Improvements in several areas that affect New York City residents include a sharp drop in deaths due to AIDS. Deaths due to AIDS dropped below 5,000 in CY 1996 as compared to over 7,000 deaths in CY 1995. The City also experienced a reduction in cases of tuberculosis_just over 2,000 cases were reported in CY 1996 compared to 2,445 in CY 1995. There has been a six percent reduction in the cases of sexually transmitted diseases reported in CY 1996 compared to CY 1995.

The Health and Hospitals Corporation had continued success in women's health initiatives.

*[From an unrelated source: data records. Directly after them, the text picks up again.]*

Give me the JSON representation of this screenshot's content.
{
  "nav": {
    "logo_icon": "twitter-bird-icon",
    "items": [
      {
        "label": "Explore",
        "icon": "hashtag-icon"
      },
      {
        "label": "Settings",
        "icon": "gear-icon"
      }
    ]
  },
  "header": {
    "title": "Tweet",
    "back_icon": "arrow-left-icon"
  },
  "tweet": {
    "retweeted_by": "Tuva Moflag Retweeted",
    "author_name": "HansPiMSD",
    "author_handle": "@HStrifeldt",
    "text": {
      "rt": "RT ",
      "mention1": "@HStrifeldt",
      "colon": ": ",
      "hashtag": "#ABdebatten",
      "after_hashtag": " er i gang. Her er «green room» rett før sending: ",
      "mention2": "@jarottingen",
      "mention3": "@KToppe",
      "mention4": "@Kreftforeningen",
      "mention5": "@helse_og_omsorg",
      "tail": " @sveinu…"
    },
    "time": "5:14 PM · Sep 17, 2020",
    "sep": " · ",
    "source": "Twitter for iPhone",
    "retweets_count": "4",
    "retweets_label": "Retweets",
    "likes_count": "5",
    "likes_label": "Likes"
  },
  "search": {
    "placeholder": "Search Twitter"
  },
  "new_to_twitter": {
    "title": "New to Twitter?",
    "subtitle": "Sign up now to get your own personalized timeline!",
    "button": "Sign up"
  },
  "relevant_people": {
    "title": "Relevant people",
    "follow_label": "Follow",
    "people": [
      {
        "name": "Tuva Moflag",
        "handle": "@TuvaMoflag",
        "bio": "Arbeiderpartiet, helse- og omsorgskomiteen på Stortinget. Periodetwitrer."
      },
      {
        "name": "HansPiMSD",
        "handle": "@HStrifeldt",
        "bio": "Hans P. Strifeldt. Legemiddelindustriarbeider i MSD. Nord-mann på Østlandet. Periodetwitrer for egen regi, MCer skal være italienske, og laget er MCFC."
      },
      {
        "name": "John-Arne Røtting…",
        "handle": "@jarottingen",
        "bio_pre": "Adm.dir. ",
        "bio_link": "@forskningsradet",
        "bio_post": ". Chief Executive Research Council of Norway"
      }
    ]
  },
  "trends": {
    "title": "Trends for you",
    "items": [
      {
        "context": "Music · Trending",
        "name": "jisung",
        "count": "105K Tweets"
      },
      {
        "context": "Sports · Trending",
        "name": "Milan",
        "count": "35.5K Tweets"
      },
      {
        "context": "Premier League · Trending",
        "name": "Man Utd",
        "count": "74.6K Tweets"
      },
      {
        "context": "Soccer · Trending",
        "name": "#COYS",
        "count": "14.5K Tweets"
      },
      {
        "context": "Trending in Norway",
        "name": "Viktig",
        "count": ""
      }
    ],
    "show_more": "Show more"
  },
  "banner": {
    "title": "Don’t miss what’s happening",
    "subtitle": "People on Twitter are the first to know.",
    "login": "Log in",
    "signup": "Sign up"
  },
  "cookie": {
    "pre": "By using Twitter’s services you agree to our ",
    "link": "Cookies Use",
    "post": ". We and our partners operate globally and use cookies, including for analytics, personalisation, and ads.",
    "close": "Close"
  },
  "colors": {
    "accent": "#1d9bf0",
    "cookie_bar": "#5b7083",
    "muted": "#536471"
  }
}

Waiting time for initial gynecological appointments has been reduced from 15 days during the first three months of FY 1996 to nine days in the first three months of FY 1997, from 15 days to 11 days for mammography appointments and from seven days to four days for prenatal care appointments.

When the City's Work Experience Program was fully implemented in March 1995, public assistance recipients numbered 1,161,000. As of January 31, 1997 there were 925,200 welfare recipients, with the reduction resulting from efforts to find jobs for these individuals and better screening which ensures that only those who are truly eligible receive benefits.


There have been many efforts to revitalize the City's economy_by reducing the size of government by nearly 21,000 jobs since the beginning of 1994; reducing City expenditures by $8.9 billion; having three years of balanced budgets with no increases or only modest increases in spending; and by introducing tax reductions totaling $1.4 billion though Fiscal 1998. Private sector job growth through the end of CY 1996 totaled 110,000 new jobs.


Since 1994, City agencies have been aggressively developing new management techniques and technology applications to assist them in maintaining and improving services, even when faced with downsizing. For example, in the Office of Administrative Trials and Hearings, despite a six percent reduction in headcount between FY 1994 and FY 1997, the office resolved 124 percent more cases. In the Department of Correction, headcount was reduced by three percent but staff were able to process 23 percent more admissions. In the Office of the Chief Medical Examiner the time to complete autopsy reports improved by 57 percent from FY 1995 to FY 1997, with a stable workforce. These efforts are just a few of the many examples of how City agencies are working to improve the delivery of services and delivering more with less.

Copies of the Mayor's Management Report are available from the Mayor's Press Office at City Hall.